Altra domanda: ho fatto tinteggiare le 2 stanze e la parte rimanente dell'appartamento.
È vero che se la stanza che do in locazione è appena stata tinteggiata vi è l'obbligo per l'inquilino una volta che va via lasciarla nello stesso stato in cui si trovava all'inizio della locazione?
La risposta è negativa.
La cosa locata è deteriorabile, il godimento comporta per forza qualche alterazione: il discrimine è dato dalla normalità o dalla anormalità del deterioramento. Fisiologico o patologico. Come la nostra condizione di umani.
Deve essere provato che l’inquilino sia andato oltre la normale usura: il locatore non può pretendere che, al termine della locazione, lui riporti l’immobile nelle stesse, identiche condizioni di partenza, addossandogli la spesa di ritinteggio dei locali a fine locazione.
Spesso il locatore ci prova: fa pressione sull’inquilino tirando fuori l’allegato D (Tabella oneri accessori – Ripartizione fra locatore e conduttore) del dm 16 gennaio 2017 richiamata nei contratti convenzionati, si arrabatta a fargli vedere che lì sopra c’è scritto che la spesa della tinteggiatura delle pareti è a carico suo. Vedi, questa spesa spetta a te!
Ma quella voce della tabella si riferisce alla tinteggiatura ordinaria delle pareti interne quando questa lo richiede nel corso della locazione, non al termine del rapporto.
Il riferimento giuridico è la disposizione generale contenuta nell’art.1590 (Restituzione della cosa locata): “Il conduttore deve restituire la cosa al locatore nello stato medesimo in cui l'ha ricevuta, in conformità della descrizione che ne sia stata fatta dalle parti, salvo il deterioramento o il consumo risultante dall'uso della cosa in conformità del contratto” richiamata all’art.10 (Consegna) del contratto-tipo per studenti universitari.
In sostanza, se il conduttore non ha ridipinto l’appartamento di nero (perché questo colore gli piace molto) e ha usato il bene correttamente, con la diligenza del buon padre di famiglia, senza danneggiarlo (nel normale uso rientrano anche i fori dei tasselli e dei chiodi nel muro, le scalfitture, le ombreggiature per la presenza di dipinti o poster, lo scolorimento delle pareti) il locatore è tenuto a sopportare il deterioramento normale di casa sua, come deve sopportare anche il suo invecchiamento (vetustà, ex art.1609 cod. civ.): sono voci passive che il locatore deve mettere in conto nel canone di locazione, senza attingere al pozzo del deposito cauzionale.
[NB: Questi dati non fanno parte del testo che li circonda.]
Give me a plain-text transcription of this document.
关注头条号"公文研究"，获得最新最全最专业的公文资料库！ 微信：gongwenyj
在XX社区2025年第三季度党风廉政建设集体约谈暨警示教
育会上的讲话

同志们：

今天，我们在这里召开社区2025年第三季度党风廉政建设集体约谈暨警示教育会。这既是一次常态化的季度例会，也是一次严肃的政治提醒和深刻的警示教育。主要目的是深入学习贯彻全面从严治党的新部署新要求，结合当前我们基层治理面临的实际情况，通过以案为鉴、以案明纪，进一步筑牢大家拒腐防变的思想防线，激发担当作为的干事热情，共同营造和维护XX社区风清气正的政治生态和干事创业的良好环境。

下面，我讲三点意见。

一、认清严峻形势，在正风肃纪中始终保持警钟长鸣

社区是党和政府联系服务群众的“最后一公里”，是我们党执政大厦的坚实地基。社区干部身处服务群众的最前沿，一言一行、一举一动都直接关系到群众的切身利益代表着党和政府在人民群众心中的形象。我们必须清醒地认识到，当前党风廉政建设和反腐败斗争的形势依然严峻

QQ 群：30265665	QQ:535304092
Diversamente, in presenza di un deterioramento delle pareti eccedente il normale uso dello stesso, causa incuria, negligenza, macchie di umidità dovute ad imperizia nell’utilizzo del bene, muri viola o danni provocati dal conduttore, quest’ultimo tenuto a sopportare il costo delle opere necessarie per la rimessa in pristino.
Certo, il contratto potrebbe, però, contenere una specifica clausola nella quale il conduttore, per patto espresso - in deroga dall’art.1590 del codice civile – si è impegnato a restituire i locali nello stato originario dell’immobile, desumibile da un dettagliato verbale di consegna dell’appartamento, ma la giurisprudenza si è posta in direzione opposta alla dottrina tradizionale che ritiene che le parti, in forza del 1322 (Autonomia contrattuale), siano libere di concludere contratti di locazione iniqui e squilibrati.
I giudici hanno respinto con forza l’affermazione che a volte si legge anche in Rete “il contratto è il contratto e tu lo devi rispettare”: il diritto è contemperamento di interessi, non è la legge del più forte.
I giudici ritengono – anche in presenza di consenso - che clausole contrattuali (la tipologia è irrilevante) che, azzerando il rischio della normale usura, addossino obblighi di tale natura spettanti al locatore siano sproporzionate e squilibrate, perché non rispondono a interessi meritevoli di tutela, in quanto attribuiscono ad una sola parte qualcosa in più che non le spetta, oltre la proporzione delle prestazioni di un contratto di scambio (la locazione è un contratto di scambio) e, quindi, nulle.